Figure 3: Uniform Sampling vs. Session-Aware Self-Read Construction under the same visual token budget, organizing evidence by event rather than uniform spacing.
Empirical Analysis and Ablations
Comprehensive evaluation across Video-MME, MLVU, and LongVideoBench demonstrates consistent gains from MemoryCard integration with three answering backbones (Qwen2-VL-7B, Qwen3-VL-8B, MiniCPM-V-4.5). MemoryCard delivers up to 21.8% relative improvement in accuracy under comparable visual-token budgets. Ablation studies confirm that improvements arise not merely from retrieval but from the rendered evidence units: removing topic, speech transcript, or temporal span individually degrades performance, underscoring the necessity of multimodal clue encapsulation.

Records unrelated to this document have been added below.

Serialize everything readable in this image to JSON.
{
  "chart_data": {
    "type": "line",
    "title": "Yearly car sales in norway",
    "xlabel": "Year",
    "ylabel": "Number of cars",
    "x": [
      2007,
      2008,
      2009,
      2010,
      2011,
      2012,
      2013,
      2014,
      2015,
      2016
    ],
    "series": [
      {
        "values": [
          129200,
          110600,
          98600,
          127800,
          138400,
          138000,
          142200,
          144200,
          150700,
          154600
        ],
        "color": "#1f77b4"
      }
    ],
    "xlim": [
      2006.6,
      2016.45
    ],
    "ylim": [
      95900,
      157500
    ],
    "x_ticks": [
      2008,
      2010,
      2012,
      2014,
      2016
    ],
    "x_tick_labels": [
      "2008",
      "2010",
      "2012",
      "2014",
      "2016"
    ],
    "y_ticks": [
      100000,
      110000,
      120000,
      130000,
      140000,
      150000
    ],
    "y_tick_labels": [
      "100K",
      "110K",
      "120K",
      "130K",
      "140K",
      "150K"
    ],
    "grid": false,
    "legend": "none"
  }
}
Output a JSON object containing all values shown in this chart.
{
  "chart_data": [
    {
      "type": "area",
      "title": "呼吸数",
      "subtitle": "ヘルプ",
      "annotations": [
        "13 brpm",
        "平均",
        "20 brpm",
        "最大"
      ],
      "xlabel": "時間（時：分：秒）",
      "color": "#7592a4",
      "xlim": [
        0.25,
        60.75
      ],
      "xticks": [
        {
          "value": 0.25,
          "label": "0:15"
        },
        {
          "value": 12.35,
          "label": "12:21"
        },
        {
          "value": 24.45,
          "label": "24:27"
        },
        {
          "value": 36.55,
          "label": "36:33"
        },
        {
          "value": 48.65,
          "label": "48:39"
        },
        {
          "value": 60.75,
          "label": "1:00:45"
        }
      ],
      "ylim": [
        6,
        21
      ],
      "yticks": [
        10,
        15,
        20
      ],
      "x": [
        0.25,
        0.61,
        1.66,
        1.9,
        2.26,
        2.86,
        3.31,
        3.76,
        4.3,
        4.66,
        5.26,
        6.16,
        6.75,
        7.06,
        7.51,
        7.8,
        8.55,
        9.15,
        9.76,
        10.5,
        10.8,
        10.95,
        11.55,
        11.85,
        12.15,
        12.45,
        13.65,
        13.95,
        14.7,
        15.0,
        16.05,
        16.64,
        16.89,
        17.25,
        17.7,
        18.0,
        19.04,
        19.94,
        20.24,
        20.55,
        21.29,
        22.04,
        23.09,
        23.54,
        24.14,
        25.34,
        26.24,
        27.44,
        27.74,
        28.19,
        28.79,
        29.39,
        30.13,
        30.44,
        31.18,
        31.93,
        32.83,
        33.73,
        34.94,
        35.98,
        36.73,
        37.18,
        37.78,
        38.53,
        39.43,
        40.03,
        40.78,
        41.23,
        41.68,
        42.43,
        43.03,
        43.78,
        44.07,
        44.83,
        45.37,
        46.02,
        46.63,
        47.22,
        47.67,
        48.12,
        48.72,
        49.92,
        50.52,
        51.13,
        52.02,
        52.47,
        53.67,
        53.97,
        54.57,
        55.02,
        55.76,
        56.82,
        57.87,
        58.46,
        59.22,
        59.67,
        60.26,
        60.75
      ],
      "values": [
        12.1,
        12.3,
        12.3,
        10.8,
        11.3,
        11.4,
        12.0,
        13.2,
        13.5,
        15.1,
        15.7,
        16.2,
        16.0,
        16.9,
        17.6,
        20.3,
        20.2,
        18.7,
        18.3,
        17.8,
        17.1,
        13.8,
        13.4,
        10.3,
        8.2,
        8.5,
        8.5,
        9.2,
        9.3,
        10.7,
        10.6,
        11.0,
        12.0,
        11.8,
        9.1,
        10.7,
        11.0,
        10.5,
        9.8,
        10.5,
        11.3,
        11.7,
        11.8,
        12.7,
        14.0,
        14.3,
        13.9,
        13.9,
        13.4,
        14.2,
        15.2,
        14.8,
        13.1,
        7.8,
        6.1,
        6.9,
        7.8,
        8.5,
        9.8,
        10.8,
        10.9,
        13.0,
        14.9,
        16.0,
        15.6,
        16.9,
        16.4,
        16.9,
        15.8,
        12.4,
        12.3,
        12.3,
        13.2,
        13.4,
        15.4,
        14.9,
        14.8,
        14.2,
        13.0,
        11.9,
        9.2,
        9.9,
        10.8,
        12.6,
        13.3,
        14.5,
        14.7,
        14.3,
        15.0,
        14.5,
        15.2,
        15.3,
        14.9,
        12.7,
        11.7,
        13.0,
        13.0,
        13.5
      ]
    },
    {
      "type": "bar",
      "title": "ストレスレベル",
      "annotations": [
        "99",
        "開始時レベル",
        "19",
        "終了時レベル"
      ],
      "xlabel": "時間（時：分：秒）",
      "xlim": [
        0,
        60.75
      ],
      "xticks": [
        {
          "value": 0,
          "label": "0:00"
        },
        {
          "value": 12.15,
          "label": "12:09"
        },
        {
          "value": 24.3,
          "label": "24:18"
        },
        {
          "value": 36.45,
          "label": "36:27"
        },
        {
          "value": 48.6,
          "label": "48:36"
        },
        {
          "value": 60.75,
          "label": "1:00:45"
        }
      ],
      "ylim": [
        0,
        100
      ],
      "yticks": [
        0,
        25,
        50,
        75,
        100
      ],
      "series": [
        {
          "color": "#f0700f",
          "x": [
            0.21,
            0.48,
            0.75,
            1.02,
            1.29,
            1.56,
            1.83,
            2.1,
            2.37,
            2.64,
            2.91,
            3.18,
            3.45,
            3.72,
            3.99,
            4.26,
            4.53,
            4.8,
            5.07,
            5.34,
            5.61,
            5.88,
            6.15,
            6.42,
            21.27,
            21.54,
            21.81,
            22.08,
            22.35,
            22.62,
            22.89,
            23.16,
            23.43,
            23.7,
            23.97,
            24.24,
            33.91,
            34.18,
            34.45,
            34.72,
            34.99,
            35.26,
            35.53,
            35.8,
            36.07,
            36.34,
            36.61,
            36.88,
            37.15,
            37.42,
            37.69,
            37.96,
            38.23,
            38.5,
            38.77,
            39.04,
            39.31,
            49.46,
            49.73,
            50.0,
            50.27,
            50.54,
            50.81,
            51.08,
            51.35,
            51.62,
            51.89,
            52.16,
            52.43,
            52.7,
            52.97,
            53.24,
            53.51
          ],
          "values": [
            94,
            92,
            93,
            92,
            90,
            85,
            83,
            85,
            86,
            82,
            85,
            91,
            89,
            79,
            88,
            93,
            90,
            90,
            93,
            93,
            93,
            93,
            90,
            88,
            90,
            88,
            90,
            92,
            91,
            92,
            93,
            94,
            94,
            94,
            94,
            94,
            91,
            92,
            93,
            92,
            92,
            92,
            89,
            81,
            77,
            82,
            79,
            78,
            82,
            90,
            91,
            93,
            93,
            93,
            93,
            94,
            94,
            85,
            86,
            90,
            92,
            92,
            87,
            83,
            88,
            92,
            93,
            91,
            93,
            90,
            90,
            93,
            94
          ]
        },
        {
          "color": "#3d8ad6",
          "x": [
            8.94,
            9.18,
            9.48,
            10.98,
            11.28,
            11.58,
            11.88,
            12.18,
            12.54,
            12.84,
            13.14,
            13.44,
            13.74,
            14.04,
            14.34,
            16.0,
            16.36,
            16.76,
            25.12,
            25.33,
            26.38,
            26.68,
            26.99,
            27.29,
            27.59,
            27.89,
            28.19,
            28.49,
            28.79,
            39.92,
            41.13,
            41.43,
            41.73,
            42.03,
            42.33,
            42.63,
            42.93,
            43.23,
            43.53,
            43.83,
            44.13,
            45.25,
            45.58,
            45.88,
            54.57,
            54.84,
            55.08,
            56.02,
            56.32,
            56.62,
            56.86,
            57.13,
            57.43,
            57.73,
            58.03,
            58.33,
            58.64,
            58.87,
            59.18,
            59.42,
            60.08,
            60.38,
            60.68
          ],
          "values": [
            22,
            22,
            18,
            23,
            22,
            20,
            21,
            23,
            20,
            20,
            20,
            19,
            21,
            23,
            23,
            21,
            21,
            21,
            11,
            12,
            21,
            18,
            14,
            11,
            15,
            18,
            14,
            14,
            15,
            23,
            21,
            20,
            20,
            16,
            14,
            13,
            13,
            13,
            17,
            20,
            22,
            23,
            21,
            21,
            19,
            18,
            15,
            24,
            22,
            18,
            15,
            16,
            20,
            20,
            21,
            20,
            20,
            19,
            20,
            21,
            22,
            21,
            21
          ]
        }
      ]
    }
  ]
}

Memory Unit Construction and Task Breakdown
Session-aware semantic units outperform uniform, fixed-length, and shot-based units, validating the importance of content-aware segmentation over simple visual partitioning. Event-level clues facilitate reasoning in diverse task categories (perception, recognition, OCR, information synopsis), though counting and reasoning remain more challenging and may require denser temporal coverage or more sophisticated aggregation.
Adaptive Resolution and Retrieval Ordering
Resolution allocation experiments show that relevance-aware assignment (4 high, 8 mid, 32 low resolution cards) maximizes accuracy by balancing local visual detail and broad event context. Temporal ordering of retrieved cards (restoring chronological sequence) further outperforms strict relevance or random ordering, supporting coherent reasoning across event progression.
Qualitative Visualization: Retrieval and Answering Pipeline
MemoryCardโs session-aware retrieval delivers answer-relevant Memory Cards in multiresolution batches, supporting both fine-grained perception and event-level synthesis for multiple-choice QA.
Figure 4: Question-conditioned Memory Card retrieval; visualization includes adaptive resolution and ground-truth highlighting for VLM answering.
Figure 5: Question-conditioned Memory Card retrieval; visualization shows input organization for answering VLM and correct answer annotation.
Implications and Future Directions
MemoryCard advances the long-video QA paradigm by shifting evidence construction from isolated frame selection to multimodal, semantically-coherent event-level clues. It demonstrates robust improvements across state-of-the-art VLMs without task-specific fine-tuning, reinforcing the hypothesis that event-centric memory units are crucial for scalable video language modeling. Future research may focus on optimizing Memory Card construction efficiency (reducing preprocessing cost), enhancing clue density for motion-dynamic questions, and integrating more sophisticated memory aggregation mechanisms to further improve multi-hop and compositional reasoning performance.
Conclusion
MemoryCard proposes the construction and retrieval of explicit, reusable, multimodal evidence units for long-video QA, systematically overcoming the fragmentation and sparsity issues inherent in previous frame-based approaches. The frameworkโs session-aware segmentation, event-level gist rendering, and adaptive resolution allocation substantially improve QA performance across challenging benchmarks. Its design principles lay the foundation for more semantically dense and efficient memory augmentation strategies, with broad implications for future VLM architectures and retrieval-based video reasoning.